Ökonomie ist heute Geopolitik
Wir lernen: Ökonomie hat heute viel mit Geopolitik zu tun, ganz so als hätte „Its the economy, stupid“ derzeit Sendepause hätte. Die Dinge liegen nicht mehr einfach auf der Hand, aus Stiftungssicht leiten wir hieraus die Gewissheit ab, dass der Home Bias für eine Allokation direkt mal gefährlich werden kann. Nur in Deutschland Stiftungskapital zu veranlagen, kann das wirtschaftliche Stehvermögen einer Stiftung strukturell schwächen. Deutschland muss keine Kriege mehr beginnen, aber es kann enorm unter jenen leiden, die Andere vom Zaun brechen.
Lehre Nummer 2: Stiftungsvermögen braucht eine langfristige Idee!
Was wir aus dem Vortrag von Volkswirt Lars Feld zudem mitnehmen ist, dass es womöglich ein wichtiger Parameter in der Veranlagung von Stiftungsgeldern sein kann, den Anlagehorizont strukturell zu weiten. Die lange Perspektive brachte auch Eberhard Vetter ein, Chef der Kapitalanlage der RAG-Stiftung. Er nannte das in seiner Diskussionsrunde „Es wird volatiler werden, da ist es gut, a bisserl was im Rucksack dabei zu haben.“ Hier steckt natürlich die Erkenntnis drin, dass in der kurzen Frist die bereits erwähnte Frage im Raum steht, wie sich der gestiegene Zins jetzt in die Wirklichkeit hineinfrisst.

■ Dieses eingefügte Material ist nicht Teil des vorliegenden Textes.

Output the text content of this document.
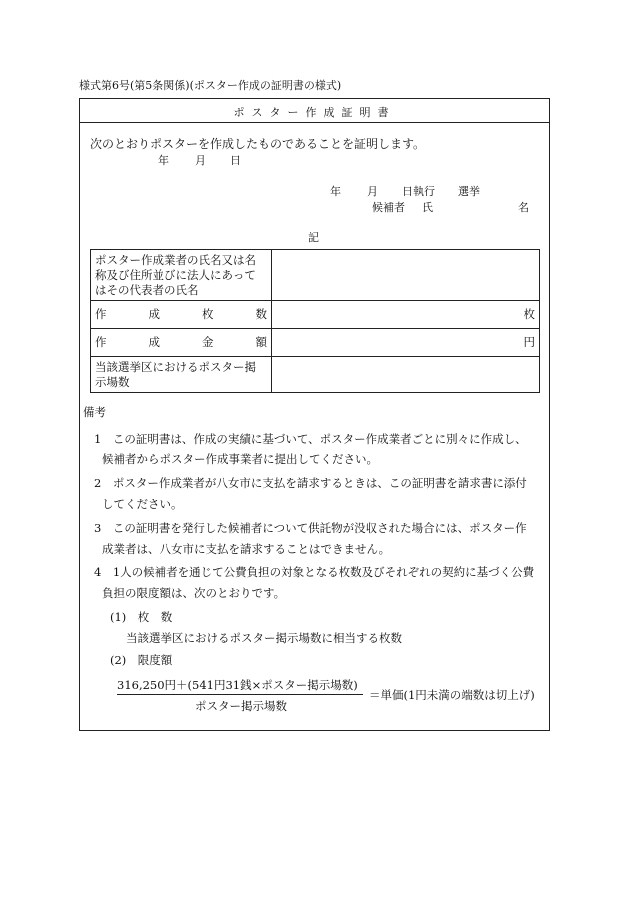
様式第6号(第5条関係)(ポスター作成の証明書の様式)
ポスター作成証明書
次のとおりポスターを作成したものであることを証明します。
年 月 日
年 月 日執行 選挙
候補者 氏	名
記
ポスター作成業者の氏名又は名称及び住所並びに法人にあってはその代表者の氏名	

作 成 枚 数	枚

作 成 金 額	円
当該選挙区におけるポスター掲示場数	
備考
1　この証明書は、作成の実績に基づいて、ポスター作成業者ごとに別々に作成し、
候補者からポスター作成事業者に提出してください。
2　ポスター作成業者が八女市に支払を請求するときは、この証明書を請求書に添付
してください。
3　この証明書を発行した候補者について供託物が没収された場合には、ポスター作
成業者は、八女市に支払を請求することはできません。
4　1人の候補者を通じて公費負担の対象となる枚数及びそれぞれの契約に基づく公費
負担の限度額は、次のとおりです。
(1)　枚　数
当該選挙区におけるポスター掲示場数に相当する枚数
(2)　限度額
316,250円＋(541円31銭×ポスター掲示場数)
ポスター掲示場数
＝単価(1円未満の端数は切上げ)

Für Eberhard Vetter sind die Zeiten derzeit richtig spannend, und auch jene die unmittelbar anstehen, wir lesen aus seinen Ausführungen aber auch heraus, dass es Antworten auf das anspruchsvolle Anlageumfeld gibt. Mit Private Equity-Anlagen seien im vergangenen Jahr rund 10% verdient worden, während die liquiden Investments zweistellig „hinten lagen“.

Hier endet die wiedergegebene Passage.